4. Return the element(s) of a numeric array indexed by its first dimension.

If the monadic function LD provides the solution, it should yield the following answers:

Syntax	Answer
LD 6	6
LD 98 878 332 2.3 44	44
LD 2 3⍴9 3 4 0.98 22 3.4	0.98 22 3.4
LD 2 3 4⍴+\24/1	13 14 15 16 17 18 19 20 21 22 23 24

Restriction: assume that the keyboard does not have the shape of (⍴) symbol.

5. Return the sum of element(s) of a numeric array on its first dimension.

If the monadic function LS provides the solution, it should yield the following answers:

Syntax	Answer
LD 6	6
LS 98 878 332 2.3 44	1354.3
LD 2 3⍴9 3 4 0.98 22 3.4	9.98 25 7.4
LD 2 3 4⍴+\24/1	14 16 18 20 22 24 26 28 30 32 34 36

Restriction: assume that the keyboard does not have the plus (+) symbol.
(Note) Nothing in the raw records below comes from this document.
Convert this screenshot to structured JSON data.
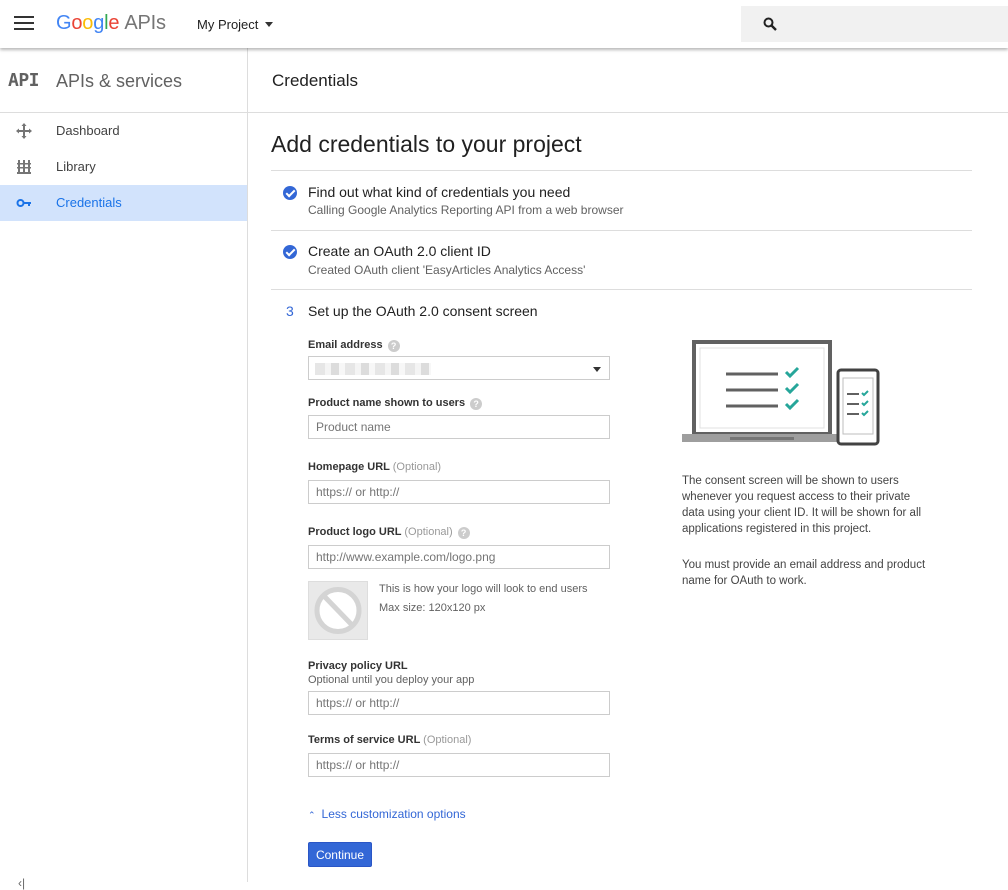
{
  "header": {
    "logo_letters": [
      "G",
      "o",
      "o",
      "g",
      "l",
      "e"
    ],
    "logo_suffix": "APIs",
    "project": "My Project"
  },
  "sidebar": {
    "badge": "API",
    "title": "APIs & services",
    "items": [
      {
        "label": "Dashboard",
        "icon": "dashboard-icon",
        "active": false
      },
      {
        "label": "Library",
        "icon": "library-icon",
        "active": false
      },
      {
        "label": "Credentials",
        "icon": "key-icon",
        "active": true
      }
    ]
  },
  "page": {
    "title": "Credentials",
    "heading": "Add credentials to your project"
  },
  "steps": [
    {
      "title": "Find out what kind of credentials you need",
      "subtitle": "Calling Google Analytics Reporting API from a web browser",
      "done": true
    },
    {
      "title": "Create an OAuth 2.0 client ID",
      "subtitle": "Created OAuth client 'EasyArticles Analytics Access'",
      "done": true
    },
    {
      "number": "3",
      "title": "Set up the OAuth 2.0 consent screen",
      "done": false
    }
  ],
  "form": {
    "email_label": "Email address",
    "product_label": "Product name shown to users",
    "product_placeholder": "Product name",
    "homepage_label": "Homepage URL",
    "homepage_optional": "(Optional)",
    "homepage_placeholder": "https:// or http://",
    "logo_label": "Product logo URL",
    "logo_optional": "(Optional)",
    "logo_placeholder": "http://www.example.com/logo.png",
    "logo_note_1": "This is how your logo will look to end users",
    "logo_note_2": "Max size: 120x120 px",
    "privacy_label": "Privacy policy URL",
    "privacy_note": "Optional until you deploy your app",
    "privacy_placeholder": "https:// or http://",
    "tos_label": "Terms of service URL",
    "tos_optional": "(Optional)",
    "tos_placeholder": "https:// or http://",
    "less_options": "Less customization options",
    "continue": "Continue"
  },
  "info": {
    "paragraph_1": "The consent screen will be shown to users whenever you request access to their private data using your client ID. It will be shown for all applications registered in this project.",
    "paragraph_2": "You must provide an email address and product name for OAuth to work."
  },
  "colors": {
    "accent": "#3367d6",
    "active_bg": "#d2e3fc",
    "check_teal": "#26a69a"
  }
}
I have used +\24/1 in order to ensure that I get the first 24 numbers in index origin 1: you can set ⎕io ←1 and use ⍳24 instead.

6. Convert the string representation of integers to numbers.

If the monadic function CN provides the solution, it should work as follows:

CN '898' 898	10 ×CN '898' 8980
CN ¨'898' '34' 898 34	10 ×CN ¨'898' '34' 8980 340

Restriction: assume that the keyboard does not have the execute (⍎) symbol.

7. Return a numeric array as zeros, increasing the last dimension by 1

If the monadic function ZM provides the solution, it should work as follows:

      ZM 2 3 4
0 0 0 0
      ZM 2 3⍴⍳6
0 0 0 0
0 0 0 0
      ZM 2 3 4⍴⍳24
0 0 0 0 0
0 0 0 0 0
0 0 0 0 0
0 0 0 0 0
0 0 0 0 0
0 0 0 0 0

Restriction: assume that the keyboard does not have the times (×), take (↑), minus (-), or comma (,) symbols and it does not end with ⍴0.

8. Return the first ones from a Boolean vector.

If the monadic function FO provides the solution, it should work as follows:

      FO 2|88 68 45 67 77 90 100 13 27 0
0 0 1 0 0 0 0 1 0 0
      FO 1 0 1 1 1 0 1 1 0 1
1 0 1 0 0 0 1 0 0 1

Restriction: assume that the keyboard does not have the not (~) or rotate (⌽) symbols.

9. Return the last ones from a Boolean vector.

If the monadic function LO provides the solution, it should work as follows:

      LO 2|88 68 45 67 77 90 100 13 27 0
0 0 0 0 1 0 0 0 1 0
      LO 1 0 1 1 1 0 1 1 0 1
1 0 0 0 1 0 0 1 0 1

Restriction: assume that the keyboard does not have the not (~) or rotate (⌽) symbols.

10. Return the elements of a numeric array found at given coordinates.

If the dyadic function RE provides the solution, it should work as follows:

     ⎕←A←3 4⍴78 90 22 2.3 43.9 92 12 67 23 33 88 9.34
78   90 22  2.3
43.9 92 12 67
23   33 88  9.34
     ⎕←B←2 2⍴1 3 2 4
1 3
2 4
     A RE B
22 67

     ⎕←C←2 5 6⍴60⊢1000
554 684 485 119 559  530
193 631 783   1 838  366
380 987 986 224 269  670
572 312 314 779 160  285
168 883 895 230 361  764

763 891 592  47  51  589
705 297 689 215 208 1000
688 772 946 957  16  721
172 822 982 379 781  163
797  12 702 723 847  735
     D←⊃(1 3 4) (1 5 5) (2 1 6)
     C RE D
224 361 589

Restrictions: assume that a looping solution is not allowed nor one involving semi-colon and that index origin is 1.

If you are a developer working with APL, you should be able to propose at least three solutions or idioms in respect of the problems above. The restrictions imposed in formulating the solution should help in determining an idiom.

Subject to readers’ active participation – via correspondence with the editor – the responses will be analysed in a regular feature in future editions of Vector.